Gen. Adam Rapacki o ustawie dezubekizacyjnej: to jest absolutnie nieuczciwe i niehumanitarne
Ustawa zawiera wiele elementów nielogicznych, prowadzi do takich absurdalnych sytuacji, że pierwszy Komendant Główny Policji, generał, milicjant, policjant, który całe życie poświęcił Polsce, który tworzył współczesną policję, będzie miał niższą emeryturę niż zabójca księdza Jerzego Popiełuszki. I przeciwko temu protestujemy, to jest absolutnie nieuczciwe, niehumanitarne - mówi gen. Adam Rapacki, były wiceminister spraw wewnętrznych, w rozmowie z Ewą Koszowską.
Ewa Koszowska: Podpisał się pan pod apelem w sprawie ofiar "ustawy dezubekizacyjnej". Dlaczego?

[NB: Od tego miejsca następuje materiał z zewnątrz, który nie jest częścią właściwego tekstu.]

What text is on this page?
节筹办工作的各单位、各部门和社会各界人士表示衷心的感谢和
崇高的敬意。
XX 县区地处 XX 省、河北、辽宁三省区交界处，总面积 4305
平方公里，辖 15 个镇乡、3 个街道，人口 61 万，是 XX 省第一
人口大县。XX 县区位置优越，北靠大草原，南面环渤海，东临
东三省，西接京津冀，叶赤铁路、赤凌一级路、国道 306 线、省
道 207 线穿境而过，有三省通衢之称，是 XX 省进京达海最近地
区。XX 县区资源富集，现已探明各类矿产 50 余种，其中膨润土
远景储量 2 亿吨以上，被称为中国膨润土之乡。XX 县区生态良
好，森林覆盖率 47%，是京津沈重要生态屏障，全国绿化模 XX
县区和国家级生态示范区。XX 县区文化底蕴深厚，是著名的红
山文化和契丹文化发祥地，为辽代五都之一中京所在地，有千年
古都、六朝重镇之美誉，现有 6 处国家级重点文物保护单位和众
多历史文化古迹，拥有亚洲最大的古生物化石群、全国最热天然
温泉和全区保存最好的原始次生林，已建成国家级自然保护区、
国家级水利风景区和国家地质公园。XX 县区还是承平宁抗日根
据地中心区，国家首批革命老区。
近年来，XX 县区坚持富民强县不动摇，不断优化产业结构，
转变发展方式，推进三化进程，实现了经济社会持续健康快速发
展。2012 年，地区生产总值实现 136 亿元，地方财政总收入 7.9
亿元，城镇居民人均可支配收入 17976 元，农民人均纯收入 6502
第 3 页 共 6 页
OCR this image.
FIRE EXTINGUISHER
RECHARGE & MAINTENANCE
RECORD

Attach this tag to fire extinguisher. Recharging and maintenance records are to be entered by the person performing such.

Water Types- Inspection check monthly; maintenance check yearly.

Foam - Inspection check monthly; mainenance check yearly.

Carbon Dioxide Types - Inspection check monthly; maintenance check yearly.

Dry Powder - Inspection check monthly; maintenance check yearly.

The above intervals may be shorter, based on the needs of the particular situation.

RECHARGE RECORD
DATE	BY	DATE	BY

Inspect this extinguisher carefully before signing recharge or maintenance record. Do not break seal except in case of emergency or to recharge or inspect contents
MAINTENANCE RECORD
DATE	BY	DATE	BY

Gen. Adam Rapacki: Ta ustawa jest nielogiczna, niesprawiedliwa i niezgodna z jakimikolwiek normami prawa. UB skończyło się w 1956 roku, a więc ci funkcjonariusze, którzy byli w UB już nie żyją, a jeśli żyją - mają ponad 90 lat. Służba Bezpieczeństwa i aparat bezpieczeństwa z czasów PRL był już rozliczany. W 1990 roku odbyła się weryfikacja. Ci funkcjonariusze, którzy walczyli z opozycją, nie przeszli jej i odeszli do cywila. Warto przypomnieć, że weryfikację prowadziły komisje złożone z opozycjonistów Solidarności.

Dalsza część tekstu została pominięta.